Machine Learning for Open Table

by Andrew Blumenfeld

October 14, 2021 5 min read

OpenTable and similar tools have made it significantly easier for users to make restaurant reservations, and for restaurants to manage those reservations. Using machine learning, these tools can offer another level of functionality to both the restaurant and the consumer that could further transform the dining out experience.

As always, it’s important to start with the data that is available to OpenTable. Among other things, OpenTable has survey data from users about their dietary preferences, as well as all of their past booking history, and any reviews or ratings they have provided after dining. On the restaurant side, OpenTable maintains a database of cuisine style, location, price point, reviews, parking information, a description of the restaurant, payment options, dress code, the menu, reservation availability, and much more.

Before moving on to some possible machine learning powered features that could make use of this data, it’s worth noting something emblematic about the opportunities available to OpenTable. Prior to OpenTable and other similar products, restaurant and reservation data was far more diffuse, and so near-impossible or extremely expensive to gather in any sort of meaningful way. Not too long ago there wasn’t a centralized database of restaurants and their menus or prices or cuisine type, for example, and there certainly wasn’t a single place with as much data about the daily reservations of diners across thousands of different restaurants. But the explosion of innovation and growth in the tech sector has given rise to such tools, which, in turn, are exceptional launching pads for the next generation of technology. 

In OpenTable’s case, users are already provided with recommended restaurants for booking, which could be based, in part, on machine learning technology that is evaluating users’ past booking behavior, ratings, and that of millions of other users. Because OpenTable also includes a feature to add your friends to your reservation, a possible extension of this feature might be to evaluate both the user’s experience and ratings, as well as that of the friends who attended, in order to predict restaurants that a user may enjoy going to with a particular friend in the future (as well as ones to avoid). 

Machine learning might also be especially valuable in the context of reservation management on the restaurant side. Obviously a big pain for restaurants is dealing with late-arriving guests to a reservation and/or those that miss their reservation entirely. The ease of managing one’s reservations within the OpenTable platform likely cuts down on a lot of this already, but undoubtedly there are still many instances each day when a restaurant is losing precious space to a table being held for diners that never arrive, or that arrive very late. With machine learning, OpenTable could provide predictions to restaurants about the likelihood of a diner arriving late or no-showing entirely, based upon their past dining experiences and other factors. 

Unlike a strictly rules-based system which might simply flag a diner whenever he/she has missed a prior reservation, a machine learning system can be much smarter and improve the chances that the restaurant doesn’t give a table away too soon or too late. Machine learning models can be trained to pick up on subtleties about a diner’s prior behavior and profile that a simple rules based system would likely overlook. For example, perhaps a user is much more likely to be late to a reservation when they’ve reserved a table for four, the price point is moderate, and the location is 10 miles or farther away from their home. The number of variable and variable-combinations that might impact someone’s likelihood to be late or miss a reservation are likely too large to try and account for them all ahead of time. But this is precisely the type of situation machine learning is best suited for. It can consider all of these variables and make a prediction for each diner and reservation.

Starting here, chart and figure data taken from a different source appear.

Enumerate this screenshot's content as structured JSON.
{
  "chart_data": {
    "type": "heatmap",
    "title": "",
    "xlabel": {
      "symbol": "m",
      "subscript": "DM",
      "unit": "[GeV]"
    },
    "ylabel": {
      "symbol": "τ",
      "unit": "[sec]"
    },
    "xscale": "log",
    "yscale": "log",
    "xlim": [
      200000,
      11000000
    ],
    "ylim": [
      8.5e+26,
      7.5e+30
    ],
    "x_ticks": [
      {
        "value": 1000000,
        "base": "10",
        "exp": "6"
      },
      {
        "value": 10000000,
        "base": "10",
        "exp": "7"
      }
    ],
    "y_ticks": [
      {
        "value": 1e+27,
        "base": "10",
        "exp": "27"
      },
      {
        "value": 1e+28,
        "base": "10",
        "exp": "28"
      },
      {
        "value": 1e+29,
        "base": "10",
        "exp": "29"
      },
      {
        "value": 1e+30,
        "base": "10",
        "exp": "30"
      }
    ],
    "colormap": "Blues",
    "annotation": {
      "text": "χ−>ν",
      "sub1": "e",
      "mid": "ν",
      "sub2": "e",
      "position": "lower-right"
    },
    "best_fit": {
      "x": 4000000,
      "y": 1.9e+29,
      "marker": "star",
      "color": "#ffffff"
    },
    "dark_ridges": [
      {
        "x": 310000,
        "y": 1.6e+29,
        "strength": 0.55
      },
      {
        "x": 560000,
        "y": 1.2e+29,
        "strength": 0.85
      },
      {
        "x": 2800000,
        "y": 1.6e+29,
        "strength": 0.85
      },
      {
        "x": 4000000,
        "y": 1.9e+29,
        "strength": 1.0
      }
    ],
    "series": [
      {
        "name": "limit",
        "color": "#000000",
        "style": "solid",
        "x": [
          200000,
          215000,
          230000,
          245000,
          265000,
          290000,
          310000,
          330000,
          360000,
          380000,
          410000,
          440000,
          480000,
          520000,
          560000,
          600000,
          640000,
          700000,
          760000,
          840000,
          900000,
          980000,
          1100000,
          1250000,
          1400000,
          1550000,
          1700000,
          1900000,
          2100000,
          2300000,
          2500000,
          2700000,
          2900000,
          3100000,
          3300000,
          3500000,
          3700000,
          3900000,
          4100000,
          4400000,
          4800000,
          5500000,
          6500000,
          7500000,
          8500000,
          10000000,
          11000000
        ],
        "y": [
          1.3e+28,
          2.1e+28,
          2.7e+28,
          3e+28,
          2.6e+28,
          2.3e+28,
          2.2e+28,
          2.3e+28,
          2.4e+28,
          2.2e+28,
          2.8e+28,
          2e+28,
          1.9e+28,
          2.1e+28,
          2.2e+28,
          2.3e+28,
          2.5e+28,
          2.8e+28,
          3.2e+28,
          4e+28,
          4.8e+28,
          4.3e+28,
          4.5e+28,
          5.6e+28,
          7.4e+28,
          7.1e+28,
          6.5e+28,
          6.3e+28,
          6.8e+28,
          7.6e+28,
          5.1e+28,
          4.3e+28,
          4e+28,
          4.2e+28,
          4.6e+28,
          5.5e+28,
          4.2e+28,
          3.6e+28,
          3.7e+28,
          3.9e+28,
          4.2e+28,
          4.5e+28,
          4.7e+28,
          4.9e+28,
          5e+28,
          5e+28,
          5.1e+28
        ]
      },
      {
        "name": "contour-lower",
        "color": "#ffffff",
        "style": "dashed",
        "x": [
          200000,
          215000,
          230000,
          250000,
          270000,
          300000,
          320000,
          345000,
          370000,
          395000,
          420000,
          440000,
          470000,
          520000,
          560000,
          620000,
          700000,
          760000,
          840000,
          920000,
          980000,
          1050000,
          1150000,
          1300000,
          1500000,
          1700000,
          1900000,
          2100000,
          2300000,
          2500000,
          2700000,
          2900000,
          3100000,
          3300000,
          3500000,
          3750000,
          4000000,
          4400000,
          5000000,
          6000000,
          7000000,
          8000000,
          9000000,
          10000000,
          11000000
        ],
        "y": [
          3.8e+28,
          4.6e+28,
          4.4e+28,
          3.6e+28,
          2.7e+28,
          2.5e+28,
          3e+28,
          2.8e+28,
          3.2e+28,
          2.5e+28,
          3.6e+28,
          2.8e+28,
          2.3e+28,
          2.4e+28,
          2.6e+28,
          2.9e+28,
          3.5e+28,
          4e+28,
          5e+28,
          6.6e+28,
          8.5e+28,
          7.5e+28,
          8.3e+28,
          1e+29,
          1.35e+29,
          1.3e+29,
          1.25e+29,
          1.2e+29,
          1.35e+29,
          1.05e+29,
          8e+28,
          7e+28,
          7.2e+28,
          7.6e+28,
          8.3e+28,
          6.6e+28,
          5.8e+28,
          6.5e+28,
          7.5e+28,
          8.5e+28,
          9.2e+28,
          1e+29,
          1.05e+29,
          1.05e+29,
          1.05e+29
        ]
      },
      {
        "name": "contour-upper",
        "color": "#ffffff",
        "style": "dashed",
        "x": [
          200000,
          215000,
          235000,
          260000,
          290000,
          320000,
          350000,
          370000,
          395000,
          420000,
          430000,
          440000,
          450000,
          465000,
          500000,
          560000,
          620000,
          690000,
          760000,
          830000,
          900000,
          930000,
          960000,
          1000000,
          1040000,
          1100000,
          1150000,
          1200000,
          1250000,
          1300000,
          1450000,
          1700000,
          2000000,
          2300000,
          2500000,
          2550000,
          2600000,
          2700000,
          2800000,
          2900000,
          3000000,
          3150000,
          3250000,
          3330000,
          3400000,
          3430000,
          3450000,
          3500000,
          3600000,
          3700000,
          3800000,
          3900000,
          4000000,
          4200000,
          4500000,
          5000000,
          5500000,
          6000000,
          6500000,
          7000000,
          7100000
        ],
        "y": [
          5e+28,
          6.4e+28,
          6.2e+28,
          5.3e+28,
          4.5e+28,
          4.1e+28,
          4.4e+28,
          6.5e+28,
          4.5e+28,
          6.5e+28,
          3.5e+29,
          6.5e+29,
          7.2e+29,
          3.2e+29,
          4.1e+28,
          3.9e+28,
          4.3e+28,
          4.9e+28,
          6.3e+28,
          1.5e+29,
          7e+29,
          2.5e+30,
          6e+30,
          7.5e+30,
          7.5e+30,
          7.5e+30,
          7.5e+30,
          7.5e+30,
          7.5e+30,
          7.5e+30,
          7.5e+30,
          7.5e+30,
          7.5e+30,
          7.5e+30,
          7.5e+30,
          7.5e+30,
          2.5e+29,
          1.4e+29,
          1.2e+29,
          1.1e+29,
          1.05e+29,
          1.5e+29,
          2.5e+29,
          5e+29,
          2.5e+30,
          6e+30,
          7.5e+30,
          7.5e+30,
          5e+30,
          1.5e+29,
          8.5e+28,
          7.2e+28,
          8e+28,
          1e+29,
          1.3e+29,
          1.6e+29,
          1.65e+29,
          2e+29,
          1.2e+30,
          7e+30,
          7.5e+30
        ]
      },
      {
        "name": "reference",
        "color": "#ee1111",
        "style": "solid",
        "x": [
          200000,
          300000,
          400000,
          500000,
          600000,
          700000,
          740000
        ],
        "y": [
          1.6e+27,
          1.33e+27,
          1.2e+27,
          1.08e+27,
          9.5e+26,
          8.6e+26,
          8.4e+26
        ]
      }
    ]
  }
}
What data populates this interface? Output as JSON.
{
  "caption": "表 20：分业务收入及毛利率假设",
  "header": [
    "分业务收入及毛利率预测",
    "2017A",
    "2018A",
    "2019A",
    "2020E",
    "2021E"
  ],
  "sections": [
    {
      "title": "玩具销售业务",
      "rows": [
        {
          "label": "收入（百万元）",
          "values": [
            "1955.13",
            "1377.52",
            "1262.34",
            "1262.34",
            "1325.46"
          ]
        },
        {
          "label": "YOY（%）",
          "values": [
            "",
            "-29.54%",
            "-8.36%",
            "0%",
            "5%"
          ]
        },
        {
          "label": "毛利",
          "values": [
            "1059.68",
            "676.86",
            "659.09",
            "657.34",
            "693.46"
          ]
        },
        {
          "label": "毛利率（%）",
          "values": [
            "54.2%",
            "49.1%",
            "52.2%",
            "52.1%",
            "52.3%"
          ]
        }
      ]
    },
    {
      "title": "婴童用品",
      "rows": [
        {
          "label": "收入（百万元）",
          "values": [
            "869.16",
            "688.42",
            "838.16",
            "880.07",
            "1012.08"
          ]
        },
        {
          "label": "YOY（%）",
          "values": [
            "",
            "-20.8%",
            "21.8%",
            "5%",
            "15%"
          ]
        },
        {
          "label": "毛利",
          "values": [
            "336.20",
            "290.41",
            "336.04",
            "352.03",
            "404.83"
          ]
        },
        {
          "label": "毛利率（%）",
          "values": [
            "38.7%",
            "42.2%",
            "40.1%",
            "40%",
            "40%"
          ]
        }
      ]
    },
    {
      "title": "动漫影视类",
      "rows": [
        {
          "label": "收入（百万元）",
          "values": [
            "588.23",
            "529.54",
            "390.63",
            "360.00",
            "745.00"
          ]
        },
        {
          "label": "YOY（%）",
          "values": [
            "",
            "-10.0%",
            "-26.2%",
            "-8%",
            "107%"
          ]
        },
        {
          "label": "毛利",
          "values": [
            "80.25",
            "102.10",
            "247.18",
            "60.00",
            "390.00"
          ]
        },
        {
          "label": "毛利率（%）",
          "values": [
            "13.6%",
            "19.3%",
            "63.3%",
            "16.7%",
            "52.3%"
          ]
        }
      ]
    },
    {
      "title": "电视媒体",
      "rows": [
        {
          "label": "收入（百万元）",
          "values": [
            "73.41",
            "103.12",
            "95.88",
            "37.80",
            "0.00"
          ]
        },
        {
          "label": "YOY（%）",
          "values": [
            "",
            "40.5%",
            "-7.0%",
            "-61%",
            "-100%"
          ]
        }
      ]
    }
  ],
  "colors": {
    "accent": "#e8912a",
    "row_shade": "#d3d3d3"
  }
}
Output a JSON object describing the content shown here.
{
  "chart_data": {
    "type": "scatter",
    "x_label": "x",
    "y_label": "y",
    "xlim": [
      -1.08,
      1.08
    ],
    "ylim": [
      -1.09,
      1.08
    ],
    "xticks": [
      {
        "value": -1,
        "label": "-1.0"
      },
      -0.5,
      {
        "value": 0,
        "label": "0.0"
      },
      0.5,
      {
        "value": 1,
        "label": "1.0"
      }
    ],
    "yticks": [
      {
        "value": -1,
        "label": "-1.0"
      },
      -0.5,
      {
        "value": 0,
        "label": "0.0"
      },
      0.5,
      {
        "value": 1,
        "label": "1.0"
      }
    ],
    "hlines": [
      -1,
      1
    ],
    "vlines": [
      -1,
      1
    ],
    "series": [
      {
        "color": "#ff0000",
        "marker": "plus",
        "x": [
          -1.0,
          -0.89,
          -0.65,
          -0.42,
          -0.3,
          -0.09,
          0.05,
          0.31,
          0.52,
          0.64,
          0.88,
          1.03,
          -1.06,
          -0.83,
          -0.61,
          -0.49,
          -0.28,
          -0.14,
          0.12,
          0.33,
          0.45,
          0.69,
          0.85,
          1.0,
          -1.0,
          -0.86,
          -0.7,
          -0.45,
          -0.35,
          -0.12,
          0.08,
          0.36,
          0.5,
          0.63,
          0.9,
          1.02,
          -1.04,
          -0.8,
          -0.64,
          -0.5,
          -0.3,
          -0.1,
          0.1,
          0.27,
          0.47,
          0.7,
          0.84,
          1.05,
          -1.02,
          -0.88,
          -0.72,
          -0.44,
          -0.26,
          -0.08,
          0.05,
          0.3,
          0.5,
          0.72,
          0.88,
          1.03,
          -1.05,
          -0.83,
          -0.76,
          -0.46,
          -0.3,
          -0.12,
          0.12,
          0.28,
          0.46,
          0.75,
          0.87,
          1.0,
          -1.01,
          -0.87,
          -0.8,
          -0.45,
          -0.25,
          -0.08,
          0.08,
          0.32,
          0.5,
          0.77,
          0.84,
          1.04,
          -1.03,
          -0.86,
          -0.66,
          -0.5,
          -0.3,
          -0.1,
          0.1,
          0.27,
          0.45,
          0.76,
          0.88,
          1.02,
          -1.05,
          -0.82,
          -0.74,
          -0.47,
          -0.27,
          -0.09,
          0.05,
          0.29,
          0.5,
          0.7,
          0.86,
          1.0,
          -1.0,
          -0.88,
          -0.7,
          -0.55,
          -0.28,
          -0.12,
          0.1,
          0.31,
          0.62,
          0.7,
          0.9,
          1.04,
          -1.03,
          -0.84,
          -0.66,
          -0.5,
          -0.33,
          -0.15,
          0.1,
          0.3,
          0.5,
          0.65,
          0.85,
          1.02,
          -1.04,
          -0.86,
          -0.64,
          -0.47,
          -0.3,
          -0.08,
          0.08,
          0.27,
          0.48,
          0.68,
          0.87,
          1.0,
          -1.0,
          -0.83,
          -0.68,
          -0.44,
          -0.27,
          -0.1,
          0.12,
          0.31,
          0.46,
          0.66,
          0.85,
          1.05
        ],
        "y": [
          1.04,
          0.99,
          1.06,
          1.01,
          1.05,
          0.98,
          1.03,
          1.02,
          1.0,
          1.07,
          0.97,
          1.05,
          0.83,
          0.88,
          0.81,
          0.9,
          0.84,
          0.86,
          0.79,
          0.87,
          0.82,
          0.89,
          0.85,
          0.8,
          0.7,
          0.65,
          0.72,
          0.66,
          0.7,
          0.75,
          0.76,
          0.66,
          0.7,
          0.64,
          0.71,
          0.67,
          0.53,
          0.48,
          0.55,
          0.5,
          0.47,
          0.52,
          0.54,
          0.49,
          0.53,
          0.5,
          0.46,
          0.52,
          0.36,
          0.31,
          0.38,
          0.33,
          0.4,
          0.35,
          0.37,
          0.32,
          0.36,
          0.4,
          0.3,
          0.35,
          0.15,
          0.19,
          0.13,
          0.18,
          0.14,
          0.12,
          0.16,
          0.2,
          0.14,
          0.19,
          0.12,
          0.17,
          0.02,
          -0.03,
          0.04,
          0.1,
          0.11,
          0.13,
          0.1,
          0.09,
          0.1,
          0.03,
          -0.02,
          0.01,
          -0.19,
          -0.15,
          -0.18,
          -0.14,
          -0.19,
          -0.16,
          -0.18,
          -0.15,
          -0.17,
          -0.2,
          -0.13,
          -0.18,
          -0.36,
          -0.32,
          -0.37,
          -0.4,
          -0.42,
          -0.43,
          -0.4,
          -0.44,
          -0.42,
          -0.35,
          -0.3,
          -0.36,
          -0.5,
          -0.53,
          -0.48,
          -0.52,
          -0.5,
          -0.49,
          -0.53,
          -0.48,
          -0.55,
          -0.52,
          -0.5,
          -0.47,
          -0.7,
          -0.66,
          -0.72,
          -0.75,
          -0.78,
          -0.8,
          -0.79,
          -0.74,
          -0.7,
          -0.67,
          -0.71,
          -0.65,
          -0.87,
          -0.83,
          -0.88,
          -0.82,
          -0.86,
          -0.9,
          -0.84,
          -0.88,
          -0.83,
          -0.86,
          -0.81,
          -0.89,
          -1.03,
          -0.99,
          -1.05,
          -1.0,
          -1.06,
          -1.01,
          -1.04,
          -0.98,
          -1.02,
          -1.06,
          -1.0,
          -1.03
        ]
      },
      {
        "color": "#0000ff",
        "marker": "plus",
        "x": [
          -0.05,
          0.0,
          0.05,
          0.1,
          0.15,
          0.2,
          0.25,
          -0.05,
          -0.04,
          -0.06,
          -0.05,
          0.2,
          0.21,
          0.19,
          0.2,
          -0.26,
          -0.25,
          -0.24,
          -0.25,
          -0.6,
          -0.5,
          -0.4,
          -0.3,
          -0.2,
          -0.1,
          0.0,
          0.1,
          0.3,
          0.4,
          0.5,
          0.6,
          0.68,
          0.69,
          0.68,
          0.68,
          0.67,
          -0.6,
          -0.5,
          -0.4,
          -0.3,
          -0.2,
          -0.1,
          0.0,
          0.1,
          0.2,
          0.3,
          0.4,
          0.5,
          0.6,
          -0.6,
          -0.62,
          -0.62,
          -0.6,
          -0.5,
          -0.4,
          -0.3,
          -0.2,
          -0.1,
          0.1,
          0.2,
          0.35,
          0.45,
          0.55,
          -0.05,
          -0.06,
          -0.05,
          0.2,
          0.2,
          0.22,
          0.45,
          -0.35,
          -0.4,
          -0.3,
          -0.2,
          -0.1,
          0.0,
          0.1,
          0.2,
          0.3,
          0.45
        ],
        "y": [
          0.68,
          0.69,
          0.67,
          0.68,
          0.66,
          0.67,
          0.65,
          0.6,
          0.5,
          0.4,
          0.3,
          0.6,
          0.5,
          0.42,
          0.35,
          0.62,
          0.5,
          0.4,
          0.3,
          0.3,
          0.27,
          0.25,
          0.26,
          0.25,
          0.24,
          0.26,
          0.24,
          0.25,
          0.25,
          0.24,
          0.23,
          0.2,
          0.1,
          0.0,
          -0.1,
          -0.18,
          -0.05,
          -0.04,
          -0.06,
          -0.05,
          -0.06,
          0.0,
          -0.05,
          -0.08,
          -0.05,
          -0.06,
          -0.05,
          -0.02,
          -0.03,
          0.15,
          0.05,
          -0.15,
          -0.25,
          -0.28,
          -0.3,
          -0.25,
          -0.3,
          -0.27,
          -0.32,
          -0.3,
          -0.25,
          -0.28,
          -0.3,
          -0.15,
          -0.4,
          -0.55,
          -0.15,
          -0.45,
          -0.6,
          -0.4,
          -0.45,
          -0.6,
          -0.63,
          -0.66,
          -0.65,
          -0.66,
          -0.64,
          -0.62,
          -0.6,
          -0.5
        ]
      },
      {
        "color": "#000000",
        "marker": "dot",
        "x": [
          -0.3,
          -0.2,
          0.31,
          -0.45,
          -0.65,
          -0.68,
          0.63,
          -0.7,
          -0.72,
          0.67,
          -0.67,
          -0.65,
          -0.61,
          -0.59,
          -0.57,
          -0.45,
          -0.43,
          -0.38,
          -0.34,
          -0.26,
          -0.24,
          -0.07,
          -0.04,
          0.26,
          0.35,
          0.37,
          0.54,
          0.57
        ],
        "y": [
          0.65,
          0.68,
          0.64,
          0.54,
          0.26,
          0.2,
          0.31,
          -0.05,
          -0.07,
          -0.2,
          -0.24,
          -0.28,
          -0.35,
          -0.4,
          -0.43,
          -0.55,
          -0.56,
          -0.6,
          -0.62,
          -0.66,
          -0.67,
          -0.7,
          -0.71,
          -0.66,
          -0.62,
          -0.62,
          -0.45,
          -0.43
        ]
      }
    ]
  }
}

While this may be a good example of a system where machine learning can offer a lot of value, it also raises another common question whenever operationalizing a machine learning system: what is the cost of an error? Whereas we can imagine and quantify the benefit to a restaurant were it to have fewer empty tables throughout the day, what happens when the prediction is wrong? When it wrongly predicts someone will be on time for his/her reservation, the restaurant is presumably in the same place it was before implementing the system-- no better, no worse. The table is empty, which is frustrating, but it would’ve been empty in the absence of our machine learning solution. 

Conversely, when the system wrongly predicts that a diner will miss their reservation, there is clearly a cost. A diner has arrived for a reservation on time, and they may not have a table available to them at that time. In order to evaluate whether the benefit of such a system outweighs that cost, restaurants would need to know a few more things. First, OpenTable would have to know its typical success rate on predictions. This should be straightforward as restaurants already indicate to OpenTable when a diner does or does not show up for a reservation made through the app. Presumably a restaurant could roughly calculate how much additional revenue is earned (or lost revenue avoided) by eliminating that percentage of missed reservations that can otherwise be filled by waiting patrons. 

Second, each restaurant would have to calculate the cost of these errors for their unique business. Do you suffer a bad review which hurts your business significantly? Do your diners happily sit at the bar, spending money while they wait for the next available table? Do you provide them with a discount on their bill once they’re seated? Obviously, these are questions that are specific to a restaurant and community, and should be considered in order to fully understand the net benefit of such a machine learning system. Having a sense of how benefits will be calculated, and how costs will be valued- with attention to the cost of an error- is key to deciding whether or not to adopt a machine learning solution.